The proposal may help to connect amyloid Aß peptide shedding of neorons and the increasing neronal loss over the worsening stages of AD.
Human type-1 porin/VDAC (voltage dependent anion channel) shows multi-topological expression. Concerning its function in the plasmalemma the channel is engaged in the regular volume decrease (RVD) of hypotonically stmulated cells or in the apoptotic volume decrease (AVD) of toxically stimulated cells, respectively. It has been demonsrated that the application of several anti-VDAC antibodies on the cell surface of neuronal cells blocks apoptotic reactions, stimulated by staurosporine or amyloid Aß1-42, respectvely. This indicates that opening of plasmalemmal VDAC precedes other established apoptotic steps. However, Aß peptides can be regarded as openers of cell membrane-standing type-1 porin/VDAC channels of neurons, the process ending in the induction of apoptosis. Furthermore, it was recently elaborated that the expression level of the ß-secretase BACE1 increases in deprived hypo-metabolic neuronal cells.

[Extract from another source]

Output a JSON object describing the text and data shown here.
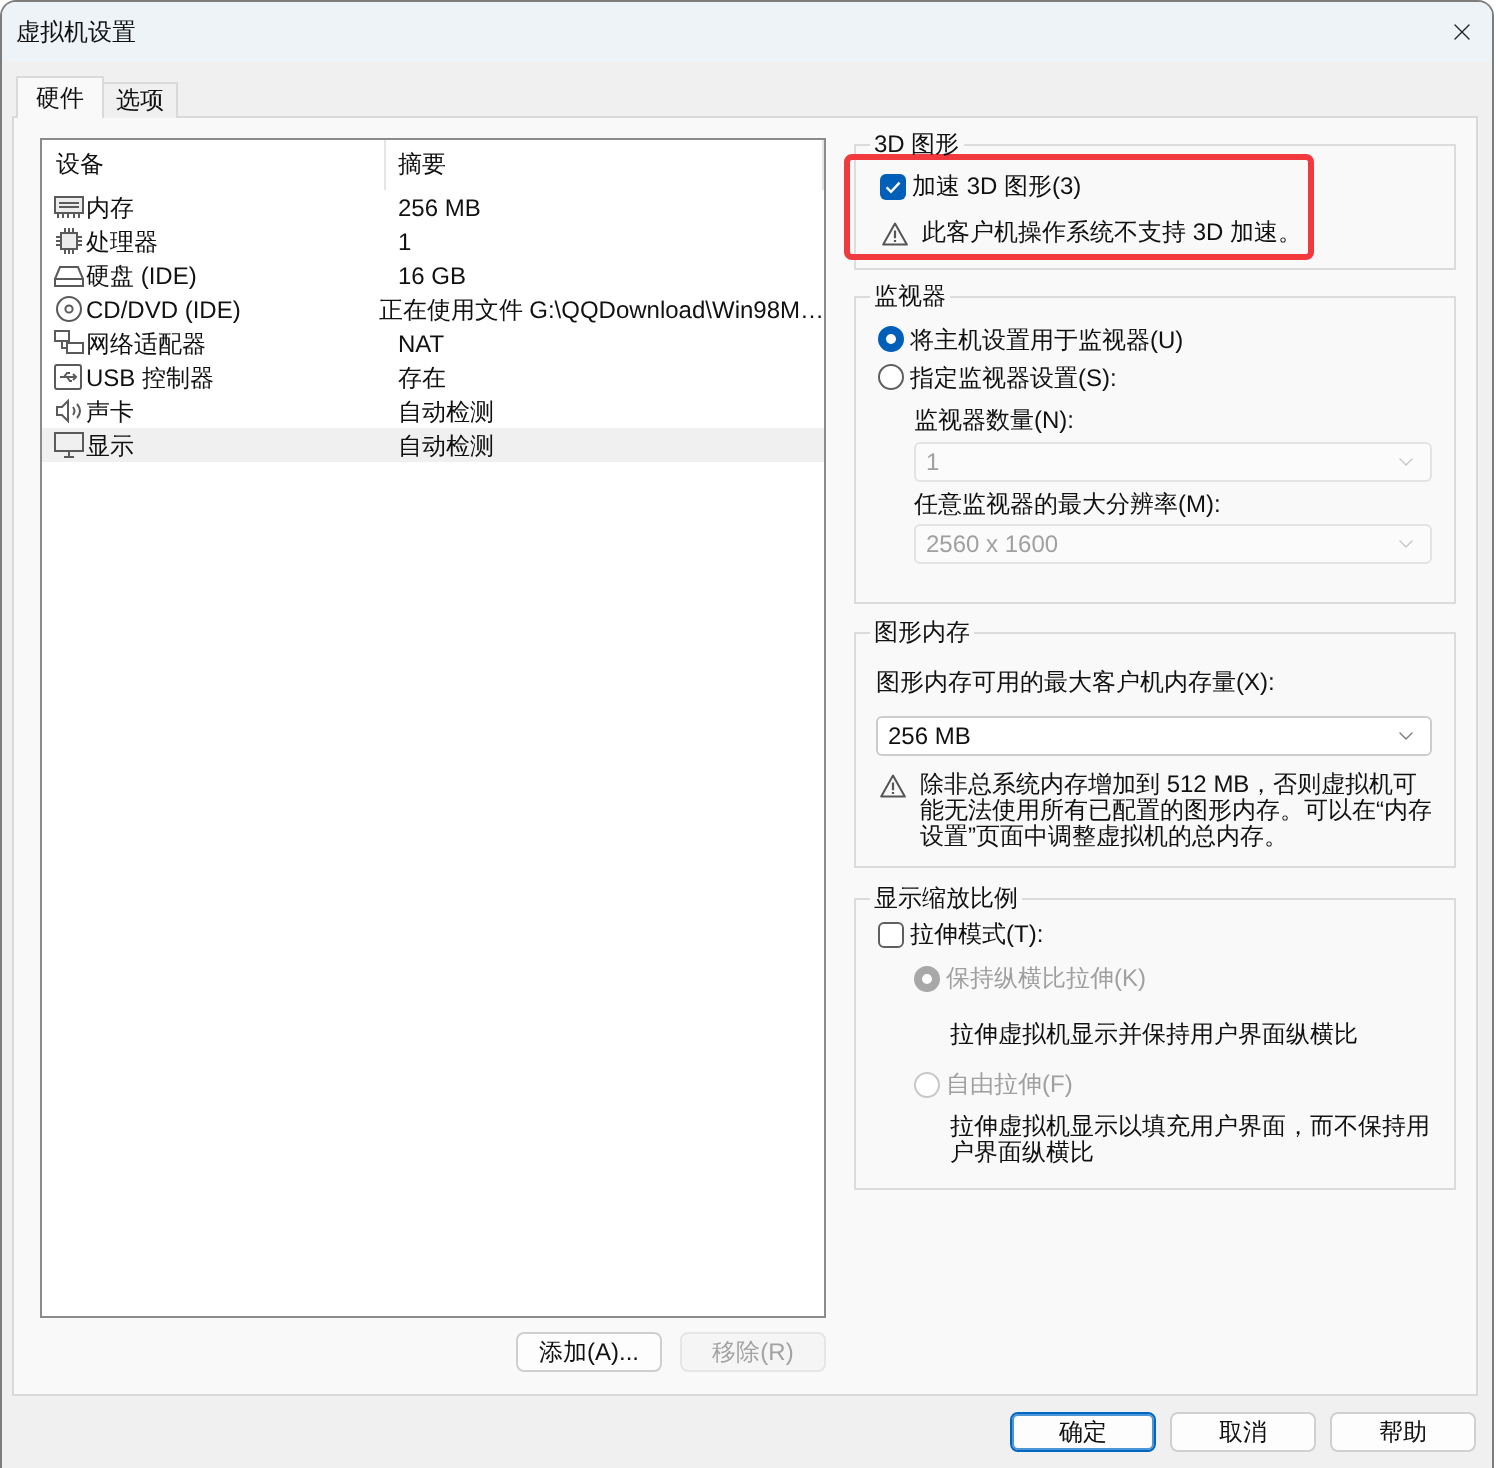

Taken together, a new look at the pathogenesis of Alzheimer´s disease appears: amyloid Aß peptides, cut from APP by ß-secretase BACE1 and g-secretase induce apoptosis by opening type-1 porin/VDAC in the cell membranes of hypo-metabolic neuronal cells, finally ending in Alzheimer´s diease.
Considering the ubiquitous expression modus of APP, ß- and g-secretases and type-1 VDAC/porin a basic model of apoptosis might be given too.